Buying and holding an S&P 500 index fund for a lifetime and reinvesting its dividends, you are taking money from dividend paying companies and buying more shares of all companies including those without dividends – like Amazon. Dividends are neither good nor bad. It is simply one way a public company returns value to its shareholders. The other being buybacks or reinvesting in the companies growth.

Rick Connor
Rick Connor
5 years ago

Really excellent article. I also started in DRIP plans, including GE and Merck. Neither inspires awe anymore. Another issue with DRIPS is record keeping. In my TaxAdie work with AARP I’ve run across number of clients who put money into DRIPs decades before they finally sold. We’ve had to be pretty creative to figure out basis on occasion.

miles dudley
miles dudley
5 years ago

Thanks, Jonathan. Michael Batnick put out a note on the same subject where he explores how to escape the losers… interesting subject. I have an approach that includes div growth stocks (etf VIG) and quality stocks with high roic & modest debt (etf QUAL)
along with AMZN, FB, GOOGL, MSFT my pick of the fast growth dominators… Before exploring alternatives, Batnick says the safest way to participate is via index investing.
Buying everything, you get the winners.

macropundit
macropundit
5 years ago

>> “It isn’t that companies necessarily grow complacent. Rather, new competitors emerge with cheaper, faster, better ways of doing business—and the old guard is swept away by a “gale of creative destruction …”

I think this is dubious. The gale of creative destruction that sweeps large companies away is less often competitors doing the same thing faster and cheaper but rather disruption of their business models. That is an entirely different thing.

https://hbr.org/2013/04/three-rules-for-making-a-company-truly-great

>> In my investing lifetime, I’ve seen countless companies fall from grace. At their peak, corporations like IBM, Wal-Mart, Microsoft and General Electric seemed unstoppable. Yes, they’re still huge companies. But they no longer inspire awe and their brightest days are likely behind them.

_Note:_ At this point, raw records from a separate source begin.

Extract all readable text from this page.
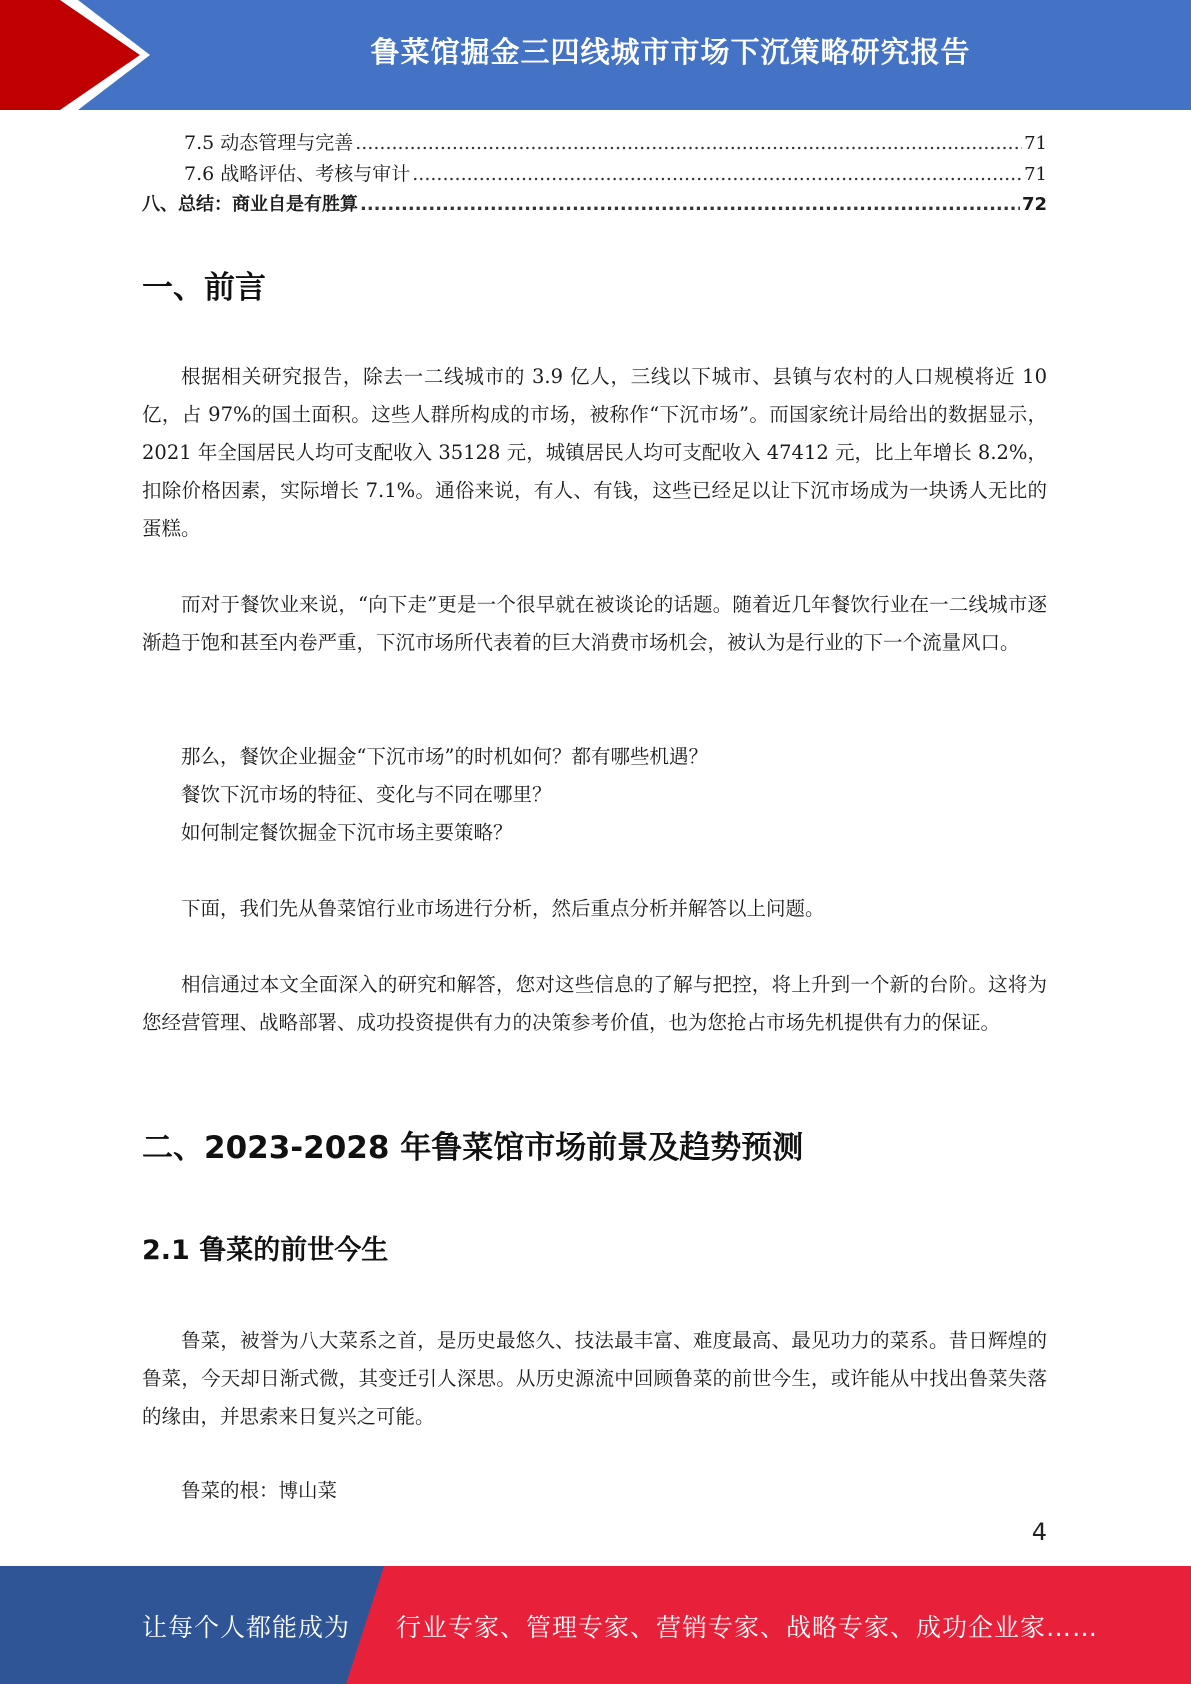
鲁菜馆掘金三四线城市市场下沉策略研究报告
7.5 动态管理与完善 .....	71
7.6 战略评估、考核与审计 .....	71
八、总结：商业自是有胜算 .....	72
一、前言

根据相关研究报告，除去一二线城市的 3.9 亿人，三线以下城市、县镇与农村的人口规模将近 10 亿，占 97%的国土面积。这些人群所构成的市场，被称作“下沉市场”。而国家统计局给出的数据显示，2021 年全国居民人均可支配收入 35128 元，城镇居民人均可支配收入 47412 元，比上年增长 8.2%，扣除价格因素，实际增长 7.1%。通俗来说，有人、有钱，这些已经足以让下沉市场成为一块诱人无比的蛋糕。

而对于餐饮业来说，“向下走”更是一个很早就在被谈论的话题。随着近几年餐饮行业在一二线城市逐渐趋于饱和甚至内卷严重，下沉市场所代表着的巨大消费市场机会，被认为是行业的下一个流量风口。

那么，餐饮企业掘金“下沉市场”的时机如何？都有哪些机遇？

餐饮下沉市场的特征、变化与不同在哪里？

如何制定餐饮掘金下沉市场主要策略？

下面，我们先从鲁菜馆行业市场进行分析，然后重点分析并解答以上问题。

相信通过本文全面深入的研究和解答，您对这些信息的了解与把控，将上升到一个新的台阶。这将为您经营管理、战略部署、成功投资提供有力的决策参考价值，也为您抢占市场先机提供有力的保证。

二、2023-2028 年鲁菜馆市场前景及趋势预测
2.1 鲁菜的前世今生

鲁菜，被誉为八大菜系之首，是历史最悠久、技法最丰富、难度最高、最见功力的菜系。昔日辉煌的鲁菜，今天却日渐式微，其变迁引人深思。从历史源流中回顾鲁菜的前世今生，或许能从中找出鲁菜失落的缘由，并思索来日复兴之可能。

鲁菜的根：博山菜

4
让每个人都能成为 行业专家、管理专家、营销专家、战略专家、成功企业家……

The conglomerate GE shouldn’t be in the same category as IBM, MS, or even Wal-Mart. No matter what anyone says or thinks, no individual investor should ever have been invested in a conglomerate, which is *by design* impossible to understand. No financial advisor should ever have recommended they do so. The fact is that those who made fortunes in IBM, MS, and Wal-Mart are a great many people, and the fact is their money is still safe today, even if some of them have either not been good investments for twenty years or there was reason to think they shouldn’t be or soon may not be. Individual investors aren’t managing other people’s money. They don’t need to get out of huge winners to find other winners if they’ve got what they need. Their needs change and then they need a large margin of safety. Financial advisors scaring people into believing IBM, MS, or Apple is the next GE flies in the face of reality. The heirs of hundreds of thousands of “lucky” multimillionaires know otherwise.

Bruce Trimble
Bruce Trimble
5 years ago

“We should want companies to return cash to shareholders—and preferably lots of it.”

I think that is a very myopic view. Companies should pay their workers more and hire more
workers rather than exclusively shovel more cash to stockholders.

Sure this will will cause a short term hit to the stock market, but it will make the economy much more stable in the long run. Only enriching stock holders is re-distributing wealth
upwards in dangerous ways. Both the Great Depression and 2008 crisis happened
because wealth was concentrated very narrowly.